でも、彼の口から出たのは予想外の言葉だった。
「アン…本当にすまない…君の人生を無駄にしてしまった…
私がいなければ君は再婚をして一人ぼっちで最期を迎えることもなかったのに…
気がついていたけど…君と離れたくなくて…
人の子の寿命は短いと知っていたのに…愛する人の幸福を己のエゴで食い潰してしまうなんて…」
気のせいか幻聴だろうか、それとも死んでしまった後の神様からのご褒美だろうか。
「愛する人」と彼が言ったのは私のことなんだろうか。
夢でもいい。
彼が、自分のせいで私が孤独に死んでいくことに胸を痛めているんだとしたら、そうではないということを最期のお迎えの前に彼に伝えなきゃ。

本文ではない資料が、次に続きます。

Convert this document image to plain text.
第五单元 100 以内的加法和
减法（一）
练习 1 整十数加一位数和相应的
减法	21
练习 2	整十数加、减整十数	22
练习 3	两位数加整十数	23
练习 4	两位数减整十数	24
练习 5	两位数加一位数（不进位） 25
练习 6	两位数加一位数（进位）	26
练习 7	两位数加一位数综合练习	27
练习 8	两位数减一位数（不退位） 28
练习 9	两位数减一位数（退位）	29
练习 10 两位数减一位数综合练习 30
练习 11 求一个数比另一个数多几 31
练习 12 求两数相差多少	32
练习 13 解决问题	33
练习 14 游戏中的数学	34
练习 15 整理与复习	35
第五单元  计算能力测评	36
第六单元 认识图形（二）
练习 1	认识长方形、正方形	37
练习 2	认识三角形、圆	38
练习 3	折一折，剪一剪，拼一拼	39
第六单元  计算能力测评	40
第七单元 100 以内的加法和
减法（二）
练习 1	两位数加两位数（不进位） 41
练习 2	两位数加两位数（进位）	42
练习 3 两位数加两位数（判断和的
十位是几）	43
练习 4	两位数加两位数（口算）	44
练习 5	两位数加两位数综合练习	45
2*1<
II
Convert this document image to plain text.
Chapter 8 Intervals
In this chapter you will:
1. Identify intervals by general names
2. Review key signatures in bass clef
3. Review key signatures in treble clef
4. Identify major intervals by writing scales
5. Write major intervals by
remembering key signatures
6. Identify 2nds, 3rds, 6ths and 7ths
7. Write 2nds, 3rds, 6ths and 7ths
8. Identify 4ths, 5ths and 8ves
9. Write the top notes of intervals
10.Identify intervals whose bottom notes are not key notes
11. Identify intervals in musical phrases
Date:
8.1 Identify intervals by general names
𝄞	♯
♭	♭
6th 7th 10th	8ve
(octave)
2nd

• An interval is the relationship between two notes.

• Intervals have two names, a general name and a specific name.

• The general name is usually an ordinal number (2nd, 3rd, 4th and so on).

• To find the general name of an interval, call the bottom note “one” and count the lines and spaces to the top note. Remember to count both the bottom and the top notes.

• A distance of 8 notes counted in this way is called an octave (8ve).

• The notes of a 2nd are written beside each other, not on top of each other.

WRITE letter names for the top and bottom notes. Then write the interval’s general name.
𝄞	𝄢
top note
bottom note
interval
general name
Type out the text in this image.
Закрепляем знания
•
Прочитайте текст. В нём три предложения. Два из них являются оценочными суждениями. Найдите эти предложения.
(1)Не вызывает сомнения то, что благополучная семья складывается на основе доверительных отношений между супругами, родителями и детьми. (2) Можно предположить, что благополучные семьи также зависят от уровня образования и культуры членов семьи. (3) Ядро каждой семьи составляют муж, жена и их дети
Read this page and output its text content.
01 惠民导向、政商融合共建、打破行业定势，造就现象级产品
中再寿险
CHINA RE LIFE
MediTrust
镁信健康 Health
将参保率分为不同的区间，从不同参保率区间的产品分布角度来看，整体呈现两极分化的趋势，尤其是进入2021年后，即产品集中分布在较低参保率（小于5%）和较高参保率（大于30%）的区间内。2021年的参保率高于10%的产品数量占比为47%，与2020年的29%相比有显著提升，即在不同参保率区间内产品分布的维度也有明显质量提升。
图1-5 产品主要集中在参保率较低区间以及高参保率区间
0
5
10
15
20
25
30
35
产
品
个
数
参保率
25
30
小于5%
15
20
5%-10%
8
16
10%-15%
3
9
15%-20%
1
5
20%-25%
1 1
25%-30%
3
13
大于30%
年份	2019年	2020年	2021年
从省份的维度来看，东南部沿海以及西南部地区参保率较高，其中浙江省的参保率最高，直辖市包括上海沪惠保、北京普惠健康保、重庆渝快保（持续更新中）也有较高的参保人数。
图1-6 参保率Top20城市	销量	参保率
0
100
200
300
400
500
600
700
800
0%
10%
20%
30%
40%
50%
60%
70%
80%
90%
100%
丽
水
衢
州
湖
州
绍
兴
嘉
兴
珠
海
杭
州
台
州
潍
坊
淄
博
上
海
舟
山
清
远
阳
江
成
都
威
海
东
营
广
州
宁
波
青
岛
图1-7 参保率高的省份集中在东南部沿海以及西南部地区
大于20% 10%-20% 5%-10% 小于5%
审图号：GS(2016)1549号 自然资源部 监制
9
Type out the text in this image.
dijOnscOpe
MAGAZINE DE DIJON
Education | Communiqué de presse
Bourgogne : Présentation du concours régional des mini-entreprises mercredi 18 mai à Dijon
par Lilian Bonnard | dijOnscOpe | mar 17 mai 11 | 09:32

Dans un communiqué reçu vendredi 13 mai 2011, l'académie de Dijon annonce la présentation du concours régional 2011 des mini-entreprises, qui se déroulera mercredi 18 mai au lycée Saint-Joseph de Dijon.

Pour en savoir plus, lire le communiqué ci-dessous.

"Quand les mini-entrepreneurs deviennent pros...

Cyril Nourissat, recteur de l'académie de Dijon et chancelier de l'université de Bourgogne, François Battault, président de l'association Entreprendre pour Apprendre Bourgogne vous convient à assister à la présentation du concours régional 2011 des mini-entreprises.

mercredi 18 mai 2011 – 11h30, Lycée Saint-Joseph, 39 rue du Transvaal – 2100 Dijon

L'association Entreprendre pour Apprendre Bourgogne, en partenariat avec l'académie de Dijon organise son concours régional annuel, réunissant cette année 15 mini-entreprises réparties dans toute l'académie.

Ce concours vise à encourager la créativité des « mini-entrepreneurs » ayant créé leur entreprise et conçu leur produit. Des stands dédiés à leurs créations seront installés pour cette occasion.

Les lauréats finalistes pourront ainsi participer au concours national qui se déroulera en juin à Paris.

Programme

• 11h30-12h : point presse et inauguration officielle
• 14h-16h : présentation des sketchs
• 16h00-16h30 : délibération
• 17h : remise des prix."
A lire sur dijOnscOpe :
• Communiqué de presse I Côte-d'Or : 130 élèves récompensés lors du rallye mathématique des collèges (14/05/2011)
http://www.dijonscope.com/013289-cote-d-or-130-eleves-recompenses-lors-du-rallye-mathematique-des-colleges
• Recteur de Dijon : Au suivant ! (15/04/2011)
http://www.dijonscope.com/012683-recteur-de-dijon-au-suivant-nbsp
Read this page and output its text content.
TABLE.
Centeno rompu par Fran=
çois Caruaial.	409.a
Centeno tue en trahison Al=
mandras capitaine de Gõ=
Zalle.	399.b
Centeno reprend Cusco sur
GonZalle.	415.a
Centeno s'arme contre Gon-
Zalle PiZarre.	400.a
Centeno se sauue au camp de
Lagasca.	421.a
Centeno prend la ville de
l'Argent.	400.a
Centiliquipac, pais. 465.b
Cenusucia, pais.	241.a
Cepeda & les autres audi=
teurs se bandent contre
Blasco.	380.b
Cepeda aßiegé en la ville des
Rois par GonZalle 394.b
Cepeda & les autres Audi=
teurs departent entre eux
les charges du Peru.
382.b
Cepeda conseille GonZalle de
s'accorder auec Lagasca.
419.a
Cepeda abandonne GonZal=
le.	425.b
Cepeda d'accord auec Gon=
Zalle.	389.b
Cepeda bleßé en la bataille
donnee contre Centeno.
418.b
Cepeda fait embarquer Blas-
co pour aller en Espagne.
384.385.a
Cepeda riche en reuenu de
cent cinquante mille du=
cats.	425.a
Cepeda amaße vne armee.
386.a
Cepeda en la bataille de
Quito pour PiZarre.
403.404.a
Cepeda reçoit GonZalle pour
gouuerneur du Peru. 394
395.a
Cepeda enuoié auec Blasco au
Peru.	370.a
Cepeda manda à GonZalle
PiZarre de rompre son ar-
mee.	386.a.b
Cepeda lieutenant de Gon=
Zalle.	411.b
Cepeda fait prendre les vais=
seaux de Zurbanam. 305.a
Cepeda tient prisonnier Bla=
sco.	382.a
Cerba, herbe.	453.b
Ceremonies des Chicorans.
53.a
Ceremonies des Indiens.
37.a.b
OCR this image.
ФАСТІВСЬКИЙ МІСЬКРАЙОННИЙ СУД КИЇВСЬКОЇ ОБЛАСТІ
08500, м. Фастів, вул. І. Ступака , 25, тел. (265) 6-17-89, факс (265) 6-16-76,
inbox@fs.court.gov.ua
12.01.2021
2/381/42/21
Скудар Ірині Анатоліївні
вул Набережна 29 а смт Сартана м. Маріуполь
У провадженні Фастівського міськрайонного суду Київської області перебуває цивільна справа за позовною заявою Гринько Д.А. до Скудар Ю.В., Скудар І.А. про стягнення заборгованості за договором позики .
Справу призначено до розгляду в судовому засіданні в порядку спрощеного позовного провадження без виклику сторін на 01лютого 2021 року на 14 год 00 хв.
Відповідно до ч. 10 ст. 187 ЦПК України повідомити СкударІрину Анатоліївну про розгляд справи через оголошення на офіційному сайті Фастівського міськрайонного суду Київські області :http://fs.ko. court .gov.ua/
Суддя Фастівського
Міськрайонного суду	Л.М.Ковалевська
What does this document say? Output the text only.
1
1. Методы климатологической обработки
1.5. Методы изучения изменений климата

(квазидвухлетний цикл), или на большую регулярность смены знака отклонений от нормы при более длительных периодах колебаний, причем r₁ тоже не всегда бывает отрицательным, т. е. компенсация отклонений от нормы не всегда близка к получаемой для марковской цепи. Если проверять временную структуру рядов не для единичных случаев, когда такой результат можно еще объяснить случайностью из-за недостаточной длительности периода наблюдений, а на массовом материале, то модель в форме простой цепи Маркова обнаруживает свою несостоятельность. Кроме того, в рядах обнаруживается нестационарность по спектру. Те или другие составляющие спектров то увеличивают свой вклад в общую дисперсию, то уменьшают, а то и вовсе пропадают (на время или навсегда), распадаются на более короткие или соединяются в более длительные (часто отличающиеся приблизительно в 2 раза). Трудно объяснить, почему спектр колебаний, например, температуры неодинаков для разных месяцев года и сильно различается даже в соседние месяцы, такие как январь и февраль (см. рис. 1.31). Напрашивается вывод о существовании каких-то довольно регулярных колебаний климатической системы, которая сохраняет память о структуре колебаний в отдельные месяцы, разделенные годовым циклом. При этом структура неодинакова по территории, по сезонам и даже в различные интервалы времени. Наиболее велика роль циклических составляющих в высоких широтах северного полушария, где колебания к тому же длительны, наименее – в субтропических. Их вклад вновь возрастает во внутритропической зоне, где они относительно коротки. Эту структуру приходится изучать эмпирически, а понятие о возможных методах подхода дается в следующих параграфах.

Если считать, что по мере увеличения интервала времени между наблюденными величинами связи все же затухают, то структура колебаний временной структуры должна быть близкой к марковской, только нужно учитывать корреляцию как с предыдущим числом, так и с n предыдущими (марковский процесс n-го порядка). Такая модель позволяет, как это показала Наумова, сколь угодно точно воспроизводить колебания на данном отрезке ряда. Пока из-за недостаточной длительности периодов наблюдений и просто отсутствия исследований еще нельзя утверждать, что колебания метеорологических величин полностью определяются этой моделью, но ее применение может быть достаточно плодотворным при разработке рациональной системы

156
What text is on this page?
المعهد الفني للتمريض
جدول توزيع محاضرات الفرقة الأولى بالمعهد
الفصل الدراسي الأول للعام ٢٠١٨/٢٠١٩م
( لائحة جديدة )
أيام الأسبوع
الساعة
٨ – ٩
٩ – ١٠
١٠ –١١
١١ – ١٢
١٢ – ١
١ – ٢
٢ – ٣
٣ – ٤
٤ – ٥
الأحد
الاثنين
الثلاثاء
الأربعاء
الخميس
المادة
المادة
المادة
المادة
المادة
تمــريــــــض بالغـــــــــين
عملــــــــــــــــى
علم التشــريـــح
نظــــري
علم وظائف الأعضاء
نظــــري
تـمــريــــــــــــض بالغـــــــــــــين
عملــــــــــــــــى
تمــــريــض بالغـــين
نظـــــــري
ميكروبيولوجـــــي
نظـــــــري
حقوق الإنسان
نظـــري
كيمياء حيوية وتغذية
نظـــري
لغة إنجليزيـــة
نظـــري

言葉を続ける彼の声が遠くなり、目の前の景色も急速に光を失い始める。
手を握っているはずの彼の感触もどんどん感じられなくなってくる。
「私も、あなたを愛しているわ植木鉢頭さん」
もうほとんど目の前は見えなくなっていた。
けれど、なんとなく彼が驚いた顔をしたように思えた。
私は、懸命に言葉を続ける。
「本当は、どうすればあなたの頭に花が咲くかわかってたの。
でも怖くて試せなかった。ごめんなさい。」
最後の力を振り絞って彼を抱き寄せる。
そして、ひんやりと冷たい素焼きの植木鉢に口付けをした。
「こんなおばあちゃんのキスでごめんね」
目の前から完全に光が失われるまでの一瞬の間、彼の植木鉢が淡い緑のかわいらしい花ででいっぱいになるのが見えた気がした。